Chadwick describes the method employed by brewers in Edinburgh. They made just one mash and, once the first wort had been run off, sprinkled water carefully over the grains whilst the tap was still open. This sparge was performed by pouring water onto a board suspended above the mash tun. The board was perforated with holes which spread the water evenly over the surface of the mash, much like the rose of a watering can.

According to the brewing logs Chadwick provides, they were sparging in England, but only after they had already performed three mashes.


Anonymous said...

Mr Anonymous this post wasn't about Germany either.
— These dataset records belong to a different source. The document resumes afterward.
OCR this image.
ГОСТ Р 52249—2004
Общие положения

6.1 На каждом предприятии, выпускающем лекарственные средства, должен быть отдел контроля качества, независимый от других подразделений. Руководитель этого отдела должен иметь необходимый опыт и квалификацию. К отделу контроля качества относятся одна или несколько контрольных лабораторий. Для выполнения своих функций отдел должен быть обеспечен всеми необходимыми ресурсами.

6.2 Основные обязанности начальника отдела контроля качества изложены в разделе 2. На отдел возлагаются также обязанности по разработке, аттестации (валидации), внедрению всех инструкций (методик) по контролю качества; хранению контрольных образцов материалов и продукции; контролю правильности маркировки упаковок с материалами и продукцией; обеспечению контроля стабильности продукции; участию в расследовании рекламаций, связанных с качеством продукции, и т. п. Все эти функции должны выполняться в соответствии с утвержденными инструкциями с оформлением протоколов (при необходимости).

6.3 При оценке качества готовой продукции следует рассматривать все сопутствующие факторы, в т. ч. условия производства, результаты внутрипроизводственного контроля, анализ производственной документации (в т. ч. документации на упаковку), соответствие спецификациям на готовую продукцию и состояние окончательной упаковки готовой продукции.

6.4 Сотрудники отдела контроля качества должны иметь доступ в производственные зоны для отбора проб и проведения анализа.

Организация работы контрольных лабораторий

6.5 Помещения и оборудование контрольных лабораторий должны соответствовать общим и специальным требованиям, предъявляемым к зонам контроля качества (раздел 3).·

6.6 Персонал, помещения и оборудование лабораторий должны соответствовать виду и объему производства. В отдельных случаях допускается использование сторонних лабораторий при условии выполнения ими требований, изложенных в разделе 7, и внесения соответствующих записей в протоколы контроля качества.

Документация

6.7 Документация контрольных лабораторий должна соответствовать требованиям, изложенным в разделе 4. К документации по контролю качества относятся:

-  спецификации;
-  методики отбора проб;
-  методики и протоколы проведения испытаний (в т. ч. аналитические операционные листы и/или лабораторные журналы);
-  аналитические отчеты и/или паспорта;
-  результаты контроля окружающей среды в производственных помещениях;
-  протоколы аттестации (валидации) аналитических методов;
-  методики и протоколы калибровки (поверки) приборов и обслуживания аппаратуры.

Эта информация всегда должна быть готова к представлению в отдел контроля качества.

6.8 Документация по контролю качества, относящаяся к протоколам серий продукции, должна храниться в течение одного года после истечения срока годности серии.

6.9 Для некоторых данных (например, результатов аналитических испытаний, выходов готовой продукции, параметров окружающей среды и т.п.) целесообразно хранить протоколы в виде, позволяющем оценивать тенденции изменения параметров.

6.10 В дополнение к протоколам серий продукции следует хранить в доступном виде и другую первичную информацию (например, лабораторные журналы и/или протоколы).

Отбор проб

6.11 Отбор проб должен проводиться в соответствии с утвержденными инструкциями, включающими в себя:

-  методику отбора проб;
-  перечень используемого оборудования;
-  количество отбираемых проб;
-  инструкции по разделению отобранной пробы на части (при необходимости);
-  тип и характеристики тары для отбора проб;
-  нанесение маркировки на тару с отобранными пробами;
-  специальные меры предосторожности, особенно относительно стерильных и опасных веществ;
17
You really are stupid.

Son of Ron.

Jim Johanssen said...

Ron, I find the use of hops in the underback similar to the German use of first wurt hopping (G. Fix) and they even sparged like the do on the continent!

Thomas said...

I assume these guys were triple mashing to get every last bit of extract from the poorly modified and heavily kilned malt. Do you know at what point it could be said that malt quality really improved, reudcing the need for such lengthy mashes?

Today's mashes in some breweries are the other end of the extreme; a 20 minutes mash with modern hammer milled malt will give you 99% of laboratory predicted extract. Hideously efficient.